Dr. Brian Wansink, well-known author of Mindless Eating, published an article on the effects of low-fat labeling on eating habits (“Can ‘Low-Fat’ Nutrition Labels Lead to Obesity?” Journal of Marketing Research, November 2006).  He argues that low-fat labeling increases consumption because the labels (1) suggest to us that the products have lower calorie density; (2) influence us to imagine that the serving sizes are larger than those of regular products; and (3) make us feel less guilty about eating the “low-fat” products.  The main source of support for his argument is a study conducted at a university open house in which incoming students and their families were invited to sample either regular or “low-fat” M&Ms (both samples were, in fact, regular M&Ms).  Dr. Wansink and his team measured how many M&Ms were consumed and how many calories the participants thought they consumed.  According to the results, participants who sampled the “low-fat” M&Ms consumed 28% more than those who ate the regular ones, suggesting that we over-consume “low-fat” labeled products.  The participants also grossly underestimated their calorie-intake by 48 percent; those participants who ate the “low-fat” M&Ms were worse at accurately measuring their consumption.

If we disregard the flaws in Dr. Wansink’s study (small sample size, self-reported weight, to name a couple), the results are quite troubling.  Are we really the clueless eating-machines that he makes us out to be?  I don’t think so.  Let’s consider an economic analysis of the eating choices available to Dr.
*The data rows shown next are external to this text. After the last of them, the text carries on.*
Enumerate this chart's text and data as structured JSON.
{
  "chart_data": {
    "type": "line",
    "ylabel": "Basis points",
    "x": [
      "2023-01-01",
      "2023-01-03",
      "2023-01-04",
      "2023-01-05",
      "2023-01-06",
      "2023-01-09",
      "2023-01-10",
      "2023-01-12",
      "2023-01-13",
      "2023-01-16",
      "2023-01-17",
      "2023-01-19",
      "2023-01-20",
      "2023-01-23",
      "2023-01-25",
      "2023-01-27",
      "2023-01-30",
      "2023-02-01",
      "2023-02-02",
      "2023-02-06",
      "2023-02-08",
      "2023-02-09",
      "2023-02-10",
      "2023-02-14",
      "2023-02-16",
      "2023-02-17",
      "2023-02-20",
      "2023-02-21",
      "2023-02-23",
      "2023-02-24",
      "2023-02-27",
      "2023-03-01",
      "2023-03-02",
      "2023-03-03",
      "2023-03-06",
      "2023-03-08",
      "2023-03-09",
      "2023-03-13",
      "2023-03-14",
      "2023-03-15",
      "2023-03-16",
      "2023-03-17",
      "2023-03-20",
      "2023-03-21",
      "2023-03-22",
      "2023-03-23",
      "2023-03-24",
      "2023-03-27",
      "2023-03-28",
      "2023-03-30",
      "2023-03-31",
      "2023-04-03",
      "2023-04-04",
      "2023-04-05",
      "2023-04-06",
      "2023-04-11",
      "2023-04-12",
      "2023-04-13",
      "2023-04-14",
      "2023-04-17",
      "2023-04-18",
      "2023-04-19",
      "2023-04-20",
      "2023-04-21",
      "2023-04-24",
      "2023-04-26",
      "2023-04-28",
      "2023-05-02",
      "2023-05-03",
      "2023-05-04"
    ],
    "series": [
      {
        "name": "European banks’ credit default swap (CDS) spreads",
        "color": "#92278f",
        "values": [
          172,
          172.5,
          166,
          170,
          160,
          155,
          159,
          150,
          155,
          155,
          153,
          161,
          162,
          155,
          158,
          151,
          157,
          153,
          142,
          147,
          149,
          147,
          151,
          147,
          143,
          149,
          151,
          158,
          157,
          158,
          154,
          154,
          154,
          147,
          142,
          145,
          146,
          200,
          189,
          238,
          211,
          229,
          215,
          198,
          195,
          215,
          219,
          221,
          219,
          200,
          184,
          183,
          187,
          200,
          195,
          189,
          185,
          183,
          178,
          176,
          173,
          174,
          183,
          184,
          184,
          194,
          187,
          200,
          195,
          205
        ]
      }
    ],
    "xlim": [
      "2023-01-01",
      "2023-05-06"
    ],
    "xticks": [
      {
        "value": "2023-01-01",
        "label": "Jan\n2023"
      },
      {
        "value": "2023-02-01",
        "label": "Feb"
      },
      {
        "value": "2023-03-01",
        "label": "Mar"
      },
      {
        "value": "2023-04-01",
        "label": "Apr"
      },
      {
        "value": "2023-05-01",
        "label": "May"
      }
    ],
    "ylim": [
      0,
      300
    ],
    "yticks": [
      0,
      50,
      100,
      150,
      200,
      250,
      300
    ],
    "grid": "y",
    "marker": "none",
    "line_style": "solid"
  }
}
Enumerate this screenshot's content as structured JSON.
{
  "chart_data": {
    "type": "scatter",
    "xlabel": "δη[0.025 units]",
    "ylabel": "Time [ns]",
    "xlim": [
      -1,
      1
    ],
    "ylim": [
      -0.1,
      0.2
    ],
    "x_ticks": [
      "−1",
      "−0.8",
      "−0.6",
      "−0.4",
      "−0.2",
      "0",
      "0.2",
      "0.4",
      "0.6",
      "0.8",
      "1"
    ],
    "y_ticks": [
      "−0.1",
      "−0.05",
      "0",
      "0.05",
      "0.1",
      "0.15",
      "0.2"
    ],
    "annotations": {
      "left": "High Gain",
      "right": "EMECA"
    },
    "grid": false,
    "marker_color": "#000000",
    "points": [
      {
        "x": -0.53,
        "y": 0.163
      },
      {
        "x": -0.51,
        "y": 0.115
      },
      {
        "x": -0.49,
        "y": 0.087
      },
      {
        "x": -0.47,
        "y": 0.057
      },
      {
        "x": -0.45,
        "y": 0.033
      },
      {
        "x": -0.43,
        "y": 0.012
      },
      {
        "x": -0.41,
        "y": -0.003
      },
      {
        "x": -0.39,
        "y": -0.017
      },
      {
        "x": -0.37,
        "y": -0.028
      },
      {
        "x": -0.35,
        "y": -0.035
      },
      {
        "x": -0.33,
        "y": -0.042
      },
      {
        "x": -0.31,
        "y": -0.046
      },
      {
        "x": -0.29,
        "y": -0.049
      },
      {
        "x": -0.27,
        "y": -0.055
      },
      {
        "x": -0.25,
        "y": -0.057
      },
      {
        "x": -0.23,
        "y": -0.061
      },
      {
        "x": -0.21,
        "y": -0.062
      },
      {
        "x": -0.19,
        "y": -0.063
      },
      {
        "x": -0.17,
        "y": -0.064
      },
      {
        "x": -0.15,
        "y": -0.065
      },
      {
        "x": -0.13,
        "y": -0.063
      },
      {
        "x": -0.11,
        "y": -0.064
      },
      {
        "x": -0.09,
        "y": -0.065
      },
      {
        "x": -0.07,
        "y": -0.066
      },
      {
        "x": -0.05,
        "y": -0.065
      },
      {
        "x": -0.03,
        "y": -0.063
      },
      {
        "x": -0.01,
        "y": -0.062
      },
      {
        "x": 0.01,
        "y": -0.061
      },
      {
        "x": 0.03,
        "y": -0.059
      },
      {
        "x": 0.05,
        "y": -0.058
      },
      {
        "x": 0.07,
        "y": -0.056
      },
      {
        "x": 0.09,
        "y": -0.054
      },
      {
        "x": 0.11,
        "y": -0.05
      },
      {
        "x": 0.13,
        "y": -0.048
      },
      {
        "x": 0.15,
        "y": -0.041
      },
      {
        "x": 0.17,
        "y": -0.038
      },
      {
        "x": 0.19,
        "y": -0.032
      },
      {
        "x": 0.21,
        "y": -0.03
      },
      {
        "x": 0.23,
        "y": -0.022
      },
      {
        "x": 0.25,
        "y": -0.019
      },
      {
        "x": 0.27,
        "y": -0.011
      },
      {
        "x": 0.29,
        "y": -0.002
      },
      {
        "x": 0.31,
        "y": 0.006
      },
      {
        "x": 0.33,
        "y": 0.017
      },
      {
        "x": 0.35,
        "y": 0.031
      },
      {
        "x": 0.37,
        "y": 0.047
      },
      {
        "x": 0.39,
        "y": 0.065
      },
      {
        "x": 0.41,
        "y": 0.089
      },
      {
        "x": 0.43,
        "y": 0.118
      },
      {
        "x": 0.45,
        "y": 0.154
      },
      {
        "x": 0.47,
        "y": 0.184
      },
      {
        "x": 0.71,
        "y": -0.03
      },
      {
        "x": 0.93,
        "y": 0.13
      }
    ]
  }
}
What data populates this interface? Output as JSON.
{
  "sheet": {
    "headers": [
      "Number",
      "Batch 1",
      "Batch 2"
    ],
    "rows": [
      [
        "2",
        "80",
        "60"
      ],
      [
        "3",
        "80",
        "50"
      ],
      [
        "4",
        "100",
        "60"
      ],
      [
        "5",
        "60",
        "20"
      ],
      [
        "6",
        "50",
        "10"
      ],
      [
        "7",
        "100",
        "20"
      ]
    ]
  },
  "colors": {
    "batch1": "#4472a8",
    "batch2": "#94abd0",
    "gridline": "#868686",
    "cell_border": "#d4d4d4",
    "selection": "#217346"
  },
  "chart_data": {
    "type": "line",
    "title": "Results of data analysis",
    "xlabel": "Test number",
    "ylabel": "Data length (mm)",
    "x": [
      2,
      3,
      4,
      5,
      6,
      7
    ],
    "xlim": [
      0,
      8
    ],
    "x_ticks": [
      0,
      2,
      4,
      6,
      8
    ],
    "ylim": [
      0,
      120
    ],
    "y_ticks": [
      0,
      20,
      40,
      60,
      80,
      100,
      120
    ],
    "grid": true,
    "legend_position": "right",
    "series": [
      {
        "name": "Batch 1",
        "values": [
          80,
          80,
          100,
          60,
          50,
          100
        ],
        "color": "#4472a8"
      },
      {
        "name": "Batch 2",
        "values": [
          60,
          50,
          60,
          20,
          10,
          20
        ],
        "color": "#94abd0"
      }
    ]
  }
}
Wansink’s participants who ate the “low-fat” M&Ms:  When consuming the “low-fat” M&Ms, the participants incurred a substitution effect by consuming a product that they believed had less fat density than the regular M&Ms.  When the participants realized the substitution, their guilt associated with eating the “low-fat” M&Ms decreased.  The decreased guilt led to increased consumption, otherwise known as a scale effect.  The decreased guilt also caused the “low-fat” M&M-eating participants to relax and, therefore, to pay less attention to their consumption levels.

A good way to understand the differing consumption levels of regular and “low-fat” M&Ms is to frame the participants as having lexicographic preferences.  A lexicographic preference structure means that, given a set of M&M characteristics (“low-fat”, calorie content, sugar content), the participants prefer them in an established order, where the first preference is preferred infinitely more than the second:  (1) “Low-Fat” (over regular), (2) Lower Calorie Content (over higher), and (3) Lower Sugar Content (over higher).   As long as the participants consider the decision to take “low-fat” over regular M&Ms as the first preference in their set, we can expect them to continue to consume excessive amounts of “low-fat” M&Ms.

Given the economic analysis above, the  solution to our over-consumption of “low-fat” products is simple:  We need to change the default M&M option from regular to “low-fat” if both options are available, thereby eliminating the first preference in our lexicographic preference set.  We are not irrational eaters, as Dr. Wansink describes us.  If we integrate healthier options into our preference structure, we can focus on the calorie content of our products and make better consumption choices.